I run it from time to time with subagents to spot overlapping ownership, find duplicate owners, and see where responsibility is unclear. That makes it easier to assign clear ownership again.

$hard-cut

this is the brother of find duplicate ownership. it will hard cut existing dual ownerships and tells the coding agent that you want to remove the old path instead of keeping both alive. as long as old and new paths stay in the codebase, the agent will keep patching both and drift keeps growing.

you can find the skills in instructa/agent-skills under skills/.

keep the human in the loop - manual review

2026 models and coding harness is much better now. codex can sit on harder tasks for a long time, cursor is comfortable with ambitious multi-file work and test loops, and claude code is clearly moving in the same direction too, even if most runs are still short in practice.
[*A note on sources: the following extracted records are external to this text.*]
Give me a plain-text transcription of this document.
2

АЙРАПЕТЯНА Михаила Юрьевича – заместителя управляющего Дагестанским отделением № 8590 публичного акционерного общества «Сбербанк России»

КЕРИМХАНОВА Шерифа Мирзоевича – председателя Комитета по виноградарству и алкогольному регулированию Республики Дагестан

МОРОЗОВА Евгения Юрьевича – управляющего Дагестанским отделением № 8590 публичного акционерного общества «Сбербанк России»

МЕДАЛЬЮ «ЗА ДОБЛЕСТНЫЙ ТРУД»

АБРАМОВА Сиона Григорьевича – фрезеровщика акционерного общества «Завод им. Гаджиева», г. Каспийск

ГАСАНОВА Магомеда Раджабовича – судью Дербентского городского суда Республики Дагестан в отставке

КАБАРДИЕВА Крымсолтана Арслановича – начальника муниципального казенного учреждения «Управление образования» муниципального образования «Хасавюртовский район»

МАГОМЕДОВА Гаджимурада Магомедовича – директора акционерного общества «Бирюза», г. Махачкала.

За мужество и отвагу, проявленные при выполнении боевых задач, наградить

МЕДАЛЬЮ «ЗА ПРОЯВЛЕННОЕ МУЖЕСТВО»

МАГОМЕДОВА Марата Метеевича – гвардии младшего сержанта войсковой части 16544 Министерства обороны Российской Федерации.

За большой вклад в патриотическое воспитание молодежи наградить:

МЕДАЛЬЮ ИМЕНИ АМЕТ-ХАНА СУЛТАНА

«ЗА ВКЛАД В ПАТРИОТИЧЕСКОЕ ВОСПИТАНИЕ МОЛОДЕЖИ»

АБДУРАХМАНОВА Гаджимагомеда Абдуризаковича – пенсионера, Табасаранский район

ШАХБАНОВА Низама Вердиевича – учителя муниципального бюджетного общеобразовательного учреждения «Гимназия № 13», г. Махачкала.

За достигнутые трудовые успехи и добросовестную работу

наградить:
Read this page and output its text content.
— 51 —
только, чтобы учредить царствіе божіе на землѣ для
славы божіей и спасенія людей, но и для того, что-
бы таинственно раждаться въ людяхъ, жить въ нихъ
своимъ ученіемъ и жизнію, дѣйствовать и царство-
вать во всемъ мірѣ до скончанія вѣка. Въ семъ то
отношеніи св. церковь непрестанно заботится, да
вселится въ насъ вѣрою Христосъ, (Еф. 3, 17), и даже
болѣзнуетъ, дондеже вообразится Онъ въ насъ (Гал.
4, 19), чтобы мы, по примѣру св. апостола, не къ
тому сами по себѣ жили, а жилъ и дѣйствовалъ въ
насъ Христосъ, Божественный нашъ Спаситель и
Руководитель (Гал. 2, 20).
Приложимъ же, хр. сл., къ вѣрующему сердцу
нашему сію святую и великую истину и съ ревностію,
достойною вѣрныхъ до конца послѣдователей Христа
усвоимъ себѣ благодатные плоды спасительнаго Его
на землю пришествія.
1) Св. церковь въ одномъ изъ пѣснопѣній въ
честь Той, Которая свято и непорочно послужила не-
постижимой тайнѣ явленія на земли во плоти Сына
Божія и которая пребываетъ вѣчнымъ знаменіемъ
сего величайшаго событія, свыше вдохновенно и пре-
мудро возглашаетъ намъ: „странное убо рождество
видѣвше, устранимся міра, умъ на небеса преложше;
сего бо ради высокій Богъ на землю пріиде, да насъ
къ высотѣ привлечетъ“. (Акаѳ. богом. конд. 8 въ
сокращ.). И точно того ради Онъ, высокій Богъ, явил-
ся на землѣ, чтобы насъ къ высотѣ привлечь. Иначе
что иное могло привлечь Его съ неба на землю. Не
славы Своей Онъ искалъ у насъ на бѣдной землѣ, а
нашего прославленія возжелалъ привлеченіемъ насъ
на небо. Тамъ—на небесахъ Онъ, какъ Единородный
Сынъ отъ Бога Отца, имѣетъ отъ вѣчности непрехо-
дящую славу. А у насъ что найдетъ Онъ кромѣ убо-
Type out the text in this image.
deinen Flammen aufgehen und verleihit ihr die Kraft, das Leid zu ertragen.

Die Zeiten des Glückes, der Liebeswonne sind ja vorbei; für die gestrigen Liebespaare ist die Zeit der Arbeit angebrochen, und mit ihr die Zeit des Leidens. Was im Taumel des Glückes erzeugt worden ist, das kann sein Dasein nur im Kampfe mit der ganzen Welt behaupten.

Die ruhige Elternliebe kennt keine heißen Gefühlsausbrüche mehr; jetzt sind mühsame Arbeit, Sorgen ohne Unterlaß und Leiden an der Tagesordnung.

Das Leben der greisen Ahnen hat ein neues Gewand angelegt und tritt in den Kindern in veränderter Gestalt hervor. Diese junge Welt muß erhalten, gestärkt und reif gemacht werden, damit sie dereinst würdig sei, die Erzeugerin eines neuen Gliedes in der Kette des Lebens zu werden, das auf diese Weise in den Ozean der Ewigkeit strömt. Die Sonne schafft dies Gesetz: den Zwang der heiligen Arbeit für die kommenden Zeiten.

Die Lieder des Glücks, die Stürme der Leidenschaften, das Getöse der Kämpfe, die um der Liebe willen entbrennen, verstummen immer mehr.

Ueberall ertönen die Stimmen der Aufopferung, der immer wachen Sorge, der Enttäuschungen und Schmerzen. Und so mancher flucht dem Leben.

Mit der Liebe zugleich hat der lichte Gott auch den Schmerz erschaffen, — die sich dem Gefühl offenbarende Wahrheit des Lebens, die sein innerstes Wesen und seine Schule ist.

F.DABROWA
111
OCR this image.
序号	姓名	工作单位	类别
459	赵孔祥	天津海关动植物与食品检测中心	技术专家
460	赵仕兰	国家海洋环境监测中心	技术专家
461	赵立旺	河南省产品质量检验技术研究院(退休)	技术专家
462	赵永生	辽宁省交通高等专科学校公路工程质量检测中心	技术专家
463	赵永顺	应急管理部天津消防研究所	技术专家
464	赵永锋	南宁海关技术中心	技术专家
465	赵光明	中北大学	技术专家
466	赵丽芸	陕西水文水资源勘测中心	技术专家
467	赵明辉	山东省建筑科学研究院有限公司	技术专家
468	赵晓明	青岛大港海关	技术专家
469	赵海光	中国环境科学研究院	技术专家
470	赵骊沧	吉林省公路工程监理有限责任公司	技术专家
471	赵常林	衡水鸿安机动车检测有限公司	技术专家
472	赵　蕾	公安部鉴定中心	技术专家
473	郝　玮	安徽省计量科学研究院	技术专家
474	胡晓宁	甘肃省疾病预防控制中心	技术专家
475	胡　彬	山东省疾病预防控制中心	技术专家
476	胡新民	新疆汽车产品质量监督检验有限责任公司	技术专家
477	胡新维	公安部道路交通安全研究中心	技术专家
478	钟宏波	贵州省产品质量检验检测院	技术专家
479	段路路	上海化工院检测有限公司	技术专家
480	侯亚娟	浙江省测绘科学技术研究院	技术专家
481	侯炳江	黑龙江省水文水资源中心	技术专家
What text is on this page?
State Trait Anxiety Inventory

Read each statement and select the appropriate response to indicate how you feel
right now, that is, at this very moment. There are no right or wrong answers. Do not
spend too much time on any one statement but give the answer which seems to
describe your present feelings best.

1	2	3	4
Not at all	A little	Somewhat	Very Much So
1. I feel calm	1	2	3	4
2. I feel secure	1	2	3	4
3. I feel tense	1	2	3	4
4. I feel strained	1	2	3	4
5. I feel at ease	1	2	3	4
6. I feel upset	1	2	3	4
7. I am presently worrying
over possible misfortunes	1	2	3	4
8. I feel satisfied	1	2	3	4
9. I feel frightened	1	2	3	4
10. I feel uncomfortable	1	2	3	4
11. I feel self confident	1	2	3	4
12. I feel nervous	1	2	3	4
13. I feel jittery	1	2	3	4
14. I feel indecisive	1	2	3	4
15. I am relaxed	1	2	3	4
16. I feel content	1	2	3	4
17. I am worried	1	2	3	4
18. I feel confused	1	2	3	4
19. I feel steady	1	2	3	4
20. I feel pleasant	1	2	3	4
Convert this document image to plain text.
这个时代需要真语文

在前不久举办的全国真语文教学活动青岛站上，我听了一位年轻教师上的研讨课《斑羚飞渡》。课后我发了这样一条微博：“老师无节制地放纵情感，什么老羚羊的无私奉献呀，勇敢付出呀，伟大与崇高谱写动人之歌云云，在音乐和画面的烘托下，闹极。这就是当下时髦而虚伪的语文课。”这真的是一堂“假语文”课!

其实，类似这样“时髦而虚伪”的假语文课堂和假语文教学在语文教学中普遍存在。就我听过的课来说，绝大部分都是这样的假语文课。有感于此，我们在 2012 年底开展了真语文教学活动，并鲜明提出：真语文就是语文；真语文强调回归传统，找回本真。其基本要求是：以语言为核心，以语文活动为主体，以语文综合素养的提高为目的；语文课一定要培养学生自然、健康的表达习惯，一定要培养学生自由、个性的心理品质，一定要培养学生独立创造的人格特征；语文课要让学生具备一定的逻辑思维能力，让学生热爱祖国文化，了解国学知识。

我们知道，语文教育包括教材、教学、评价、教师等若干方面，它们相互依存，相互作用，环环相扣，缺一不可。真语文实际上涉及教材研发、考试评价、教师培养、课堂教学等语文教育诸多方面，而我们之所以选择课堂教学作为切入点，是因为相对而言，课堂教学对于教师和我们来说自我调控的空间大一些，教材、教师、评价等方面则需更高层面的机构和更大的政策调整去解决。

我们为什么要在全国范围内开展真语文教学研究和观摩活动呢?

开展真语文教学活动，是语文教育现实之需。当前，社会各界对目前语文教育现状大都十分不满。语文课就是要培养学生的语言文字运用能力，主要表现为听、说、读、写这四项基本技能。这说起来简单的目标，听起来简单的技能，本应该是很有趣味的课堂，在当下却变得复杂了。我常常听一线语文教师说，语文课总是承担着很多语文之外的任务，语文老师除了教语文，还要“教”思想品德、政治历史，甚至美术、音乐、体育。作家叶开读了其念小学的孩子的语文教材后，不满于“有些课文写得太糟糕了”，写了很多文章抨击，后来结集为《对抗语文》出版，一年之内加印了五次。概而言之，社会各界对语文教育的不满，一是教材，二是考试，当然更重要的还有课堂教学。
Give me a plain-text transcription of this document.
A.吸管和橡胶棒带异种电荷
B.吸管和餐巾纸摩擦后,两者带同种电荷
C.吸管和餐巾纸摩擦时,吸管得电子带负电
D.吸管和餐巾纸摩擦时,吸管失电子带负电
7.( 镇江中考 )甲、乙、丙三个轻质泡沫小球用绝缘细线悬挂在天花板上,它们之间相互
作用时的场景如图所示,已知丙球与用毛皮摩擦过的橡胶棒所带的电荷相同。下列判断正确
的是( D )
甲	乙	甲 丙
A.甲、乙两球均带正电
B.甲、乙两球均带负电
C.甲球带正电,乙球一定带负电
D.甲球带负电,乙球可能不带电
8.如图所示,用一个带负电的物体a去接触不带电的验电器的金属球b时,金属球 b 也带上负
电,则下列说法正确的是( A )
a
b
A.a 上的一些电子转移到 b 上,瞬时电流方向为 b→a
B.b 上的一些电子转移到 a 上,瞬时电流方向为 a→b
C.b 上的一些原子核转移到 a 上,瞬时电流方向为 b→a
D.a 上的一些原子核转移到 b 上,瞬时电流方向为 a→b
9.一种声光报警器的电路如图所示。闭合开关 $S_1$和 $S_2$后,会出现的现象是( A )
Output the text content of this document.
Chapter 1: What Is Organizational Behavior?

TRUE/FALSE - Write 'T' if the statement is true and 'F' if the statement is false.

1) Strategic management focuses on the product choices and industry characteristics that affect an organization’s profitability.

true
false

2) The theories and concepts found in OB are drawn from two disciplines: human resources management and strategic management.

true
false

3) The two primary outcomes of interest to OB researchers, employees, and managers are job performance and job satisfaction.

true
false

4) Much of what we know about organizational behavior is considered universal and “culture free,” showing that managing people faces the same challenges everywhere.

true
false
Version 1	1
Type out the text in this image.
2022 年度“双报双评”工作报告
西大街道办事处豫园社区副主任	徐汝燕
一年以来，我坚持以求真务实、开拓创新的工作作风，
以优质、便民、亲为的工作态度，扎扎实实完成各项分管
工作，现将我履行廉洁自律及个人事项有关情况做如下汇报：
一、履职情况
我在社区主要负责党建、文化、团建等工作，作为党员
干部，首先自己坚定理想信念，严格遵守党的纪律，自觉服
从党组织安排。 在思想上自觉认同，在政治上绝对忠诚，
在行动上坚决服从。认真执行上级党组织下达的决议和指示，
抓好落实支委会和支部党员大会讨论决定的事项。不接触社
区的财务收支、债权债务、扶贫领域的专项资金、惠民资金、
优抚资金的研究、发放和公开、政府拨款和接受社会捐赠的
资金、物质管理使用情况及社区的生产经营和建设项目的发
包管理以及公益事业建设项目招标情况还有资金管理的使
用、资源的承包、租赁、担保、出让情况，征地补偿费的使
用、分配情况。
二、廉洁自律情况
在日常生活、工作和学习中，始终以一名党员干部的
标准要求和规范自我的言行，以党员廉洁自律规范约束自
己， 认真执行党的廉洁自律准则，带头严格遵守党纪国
and that is exactly why the loop gets stronger. once the first run looks good, you throw another review pass at the diff. and then another one. and another one. the agent will always find one more thing it can add, refactor, or “make better”.

manual review is still the best review. not one hour later when the diff is already spread across the repo and you barely remember why a file changed. review it early.

and no, manual review does not mean reading every line again or taking the keyboard back to rewrite the code yourself. usually it means scanning the diff for strange patterns. too much normalization, too many fallbacks, hardcoded values, weak typing, or logic growing in the wrong place. once i see that, i pull the agent back in and ask better questions. “what is the right long term architecture here?” “how can we make this more type safe?” the point is simple. someone still has to lead.

and trust me, there is almost nothing more tempting than using the agent like a slot machine in a casino, starting one run after another and waiting for the next payoff. the dopamine is real, and once you fall into that loop it is hard to get out again.

‘but i’m running ralph loops all day and i’m crushing it.’

well yes, maybe. but as i said in the beginning, i’m not talking about a linear codebase that one-shots an app into existence. i’m talking about a scalable, maintainable codebase that should stay in your hands, not drift into the agent’s hands.

today’s models already have most of what we need to produce very good code, and the harness around them is getting better fast. the harder part now is deciding what the loop is allowed to do, when enough is enough, reviewing early, and keeping the shape of the system intact.

that is how you avoid agentic drift in a large codebase.